Previous studies investigated the effect of PTX on QoL between 6 and 12 months.4,14,15,17 The reason is to minimize interventional bias and patient expectations of the PTX effect. Briefly, these studies demonstrated that PTX had a beneficial effect on clinical outcomes and improvement in QoL scales. In the present study, we found that improvement in QoL scale scores showed a consistent pattern in the stratified PTX duration. On further analysis, our cohort showed increased serum albumin concentrations after PTX. Given the myriad of symptoms related to PTH, we suppose that improved QoL scales, particularly in the physical health domain, may be linked to beneficial effects on clinical parameters after PTX, such as nutrition, and calcium-phosphate homeostasis. Indeed, we cannot refute the contribution of other clinical factors in QoL improvement in our post-PTX cohort, such as dialysis adequacy, category of hemodialyzer and clearance of various unmeasured uremic toxins. A further comprehensive and informative evaluation in QoL improvement in post-PTX dialysis patients warrants to be continued. However, PTX duration showed a significant negative correlation between PCS subscale scores and a positive correlation between EKD subscale scores. These results may be biased owing to the small sample size. Nonetheless, a long-term effect on QoL after PTX is certainly affected by various uremic complications and the quality of health care providers.

Although the present study provided promising evidence of the PTX effect on QoL in dialysis patients, there were some limitations to the methods used. First, the questionnaires for QoL evaluation were conducted at various time points post-PTX in an individual patient. The results may confer a heterogeneous distribution of the KDQOL-36™ subscale scores. Although we have tried to analyze the KDQOL-36™ subscale scores using stratification of different years post-PTX in the entire cohort, we admit that this stratified method cannot intrinsically realize the longitudinal effects of PTX on QoL in individual dialysis patients. Second, the PCS and MCS were scored on a T-score metric using a free scoring guide on a website ().

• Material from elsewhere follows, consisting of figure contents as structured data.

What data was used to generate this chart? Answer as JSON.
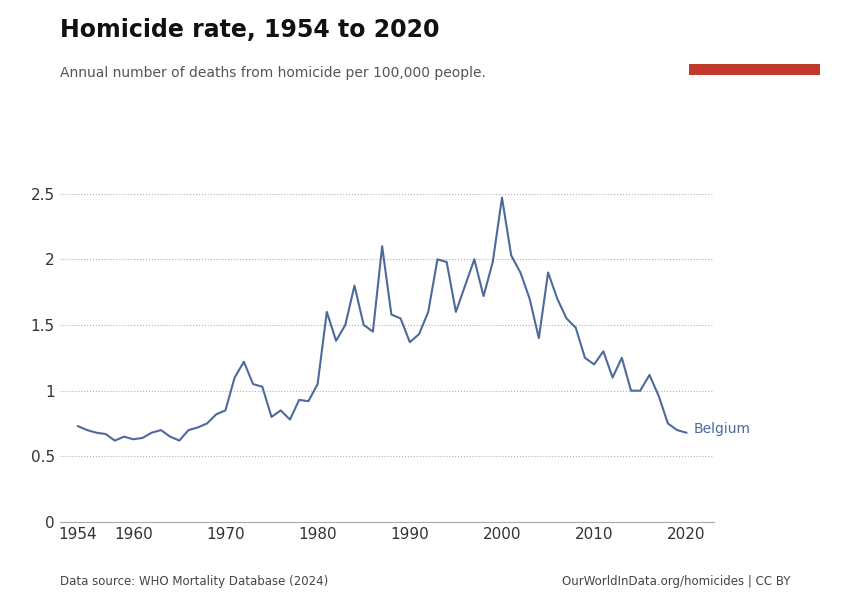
{
  "title": "Homicide rate, 1954 to 2020",
  "subtitle": "Annual number of deaths from homicide per 100,000 people.",
  "data_source": "Data source: WHO Mortality Database (2024)",
  "url_credit": "OurWorldInData.org/homicides | CC BY",
  "line_color": "#4C6A9C",
  "label": "Belgium",
  "years": [
    1954,
    1955,
    1956,
    1957,
    1958,
    1959,
    1960,
    1961,
    1962,
    1963,
    1964,
    1965,
    1966,
    1967,
    1968,
    1969,
    1970,
    1971,
    1972,
    1973,
    1974,
    1975,
    1976,
    1977,
    1978,
    1979,
    1980,
    1981,
    1982,
    1983,
    1984,
    1985,
    1986,
    1987,
    1988,
    1989,
    1990,
    1991,
    1992,
    1993,
    1994,
    1995,
    1996,
    1997,
    1998,
    1999,
    2000,
    2001,
    2002,
    2003,
    2004,
    2005,
    2006,
    2007,
    2008,
    2009,
    2010,
    2011,
    2012,
    2013,
    2014,
    2015,
    2016,
    2017,
    2018,
    2019,
    2020
  ],
  "values": [
    0.73,
    0.7,
    0.68,
    0.67,
    0.62,
    0.65,
    0.63,
    0.64,
    0.68,
    0.7,
    0.65,
    0.62,
    0.7,
    0.72,
    0.75,
    0.82,
    0.85,
    1.1,
    1.22,
    1.05,
    1.03,
    0.8,
    0.85,
    0.78,
    0.93,
    0.92,
    1.05,
    1.6,
    1.38,
    1.5,
    1.8,
    1.5,
    1.45,
    2.1,
    1.58,
    1.55,
    1.37,
    1.43,
    1.6,
    2.0,
    1.98,
    1.6,
    1.8,
    2.0,
    1.72,
    1.98,
    2.47,
    2.03,
    1.9,
    1.7,
    1.4,
    1.9,
    1.7,
    1.55,
    1.48,
    1.25,
    1.2,
    1.3,
    1.1,
    1.25,
    1.0,
    1.0,
    1.12,
    0.96,
    0.75,
    0.7,
    0.68
  ],
  "ylim": [
    0,
    2.65
  ],
  "yticks": [
    0,
    0.5,
    1.0,
    1.5,
    2.0,
    2.5
  ],
  "xlim": [
    1952,
    2023
  ],
  "xticks": [
    1954,
    1960,
    1970,
    1980,
    1990,
    2000,
    2010,
    2020
  ],
  "logo_bg_color": "#1a3a5c",
  "logo_red_color": "#c0392b",
  "background_color": "#ffffff",
  "grid_color": "#b0b0b0"
}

To the best of our knowledge, there is still a lack of T-score metrics for PCS and MCS in Chinese dialysis patients. Therefore, we used reference values of the T-score metric in the Asian dialysis population reported in a United States study.19 Hence, the validity and reliability of PCS and MCS measurements in Chinese dialysis patients need to be further investigated. We admit that this approach may result in bias in subscale scores for PCS and MCS. This approach also makes it difficult to compare the effects of PTX on PCS and MCS in various dialysis populations worldwide. However, the present study investigated a cohort dialysis population in a single dialysis center within a limited period. Hence, the trajectory of PCS and MCS scale scores was not easily influenced by a non-generalized health care protocol and various environmental habits in the dialysis population. We believe that trend changes in the components of KDQOL-36™ between pre- and post-PTX periods are still reliable in the present study. Third, this study used a patient-reported QoL questionnaire survey. It is reasonable to assume that several patient perspectives could influence responses to questionnaires. Consequently, interpretation bias is unavoidable. Finally, our study included a relatively small number of dialysis patients in a hospital-facilitated dialysis center. The results could be influenced by patient characteristics, quality of health care providers, and heterogeneous habitual factors. Therefore, a detailed conclusion of the effects of PTX on QoL in dialysis patients may not be extrapolated to other dialysis populations.

Conclusion

PTX could improve QoL in dialysis patients with medically refractory secondary HPT. The long-term effects merit to be studied using a large sample.